Tammy Wynette sang D-I-V-O-R-C-E.
The Eighth Circuit today overturned claims arising from a business divorce. Each side owned half of a company, Twin City, before one bought out the other. The sellers sued for fraud, breach of fiduciary duty, insider trading under an Iowa statute, and breach of contract. The court held that fact issues barred summary judgment on the fiduciary duty, insider trading, and contract claims because the record suggested that the buyers breached fiduciary duties by not disclosing impending transactions to the sellers, used the secret information to trade on it, and breached a provision for recalculating the purchase price.

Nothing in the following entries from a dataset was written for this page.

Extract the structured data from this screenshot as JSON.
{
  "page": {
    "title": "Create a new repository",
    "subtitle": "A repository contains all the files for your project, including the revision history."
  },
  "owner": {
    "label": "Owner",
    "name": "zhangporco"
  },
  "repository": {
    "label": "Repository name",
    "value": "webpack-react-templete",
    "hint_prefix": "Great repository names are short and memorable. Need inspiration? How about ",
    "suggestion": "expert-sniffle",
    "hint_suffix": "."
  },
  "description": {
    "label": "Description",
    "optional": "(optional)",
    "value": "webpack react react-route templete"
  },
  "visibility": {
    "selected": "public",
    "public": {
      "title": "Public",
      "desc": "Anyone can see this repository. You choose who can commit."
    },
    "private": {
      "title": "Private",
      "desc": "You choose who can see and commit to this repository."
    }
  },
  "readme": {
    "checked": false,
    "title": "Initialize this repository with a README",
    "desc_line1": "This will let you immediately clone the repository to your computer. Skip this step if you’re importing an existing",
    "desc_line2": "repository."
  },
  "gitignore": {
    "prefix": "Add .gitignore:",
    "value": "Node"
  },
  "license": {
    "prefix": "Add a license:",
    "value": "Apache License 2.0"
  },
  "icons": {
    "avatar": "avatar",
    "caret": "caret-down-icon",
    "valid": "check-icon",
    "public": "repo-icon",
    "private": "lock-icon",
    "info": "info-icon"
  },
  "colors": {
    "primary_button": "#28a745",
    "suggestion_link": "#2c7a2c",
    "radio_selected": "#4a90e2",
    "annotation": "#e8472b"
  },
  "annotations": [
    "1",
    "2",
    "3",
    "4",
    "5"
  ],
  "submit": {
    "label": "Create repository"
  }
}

The transactions may have materially affected the value of the seller’s Twin City stock, the court concluded, by ridding the company of a losing joint venture obligation, giving it control of its main operating company for cheap, and providing it with better financing. Also, as insiders in a close corporation, the defendants under applicable Minnesota law had a duty to tell the sellers about the impending happy turn of events. Questions of materiality and knowledge, the court held, precluded summary judgment. Dunning v. Bush, No. 07-2764 (8th Cir. Aug. 5, 2008).
The court also found ambiguity in a contract provision relating to recalculation of the purchase price for the plaintiffs’ shares in Twin City and held that the district court erred in striking a breach of contract claim as a sanction for late supplementation of an expert report on valuation.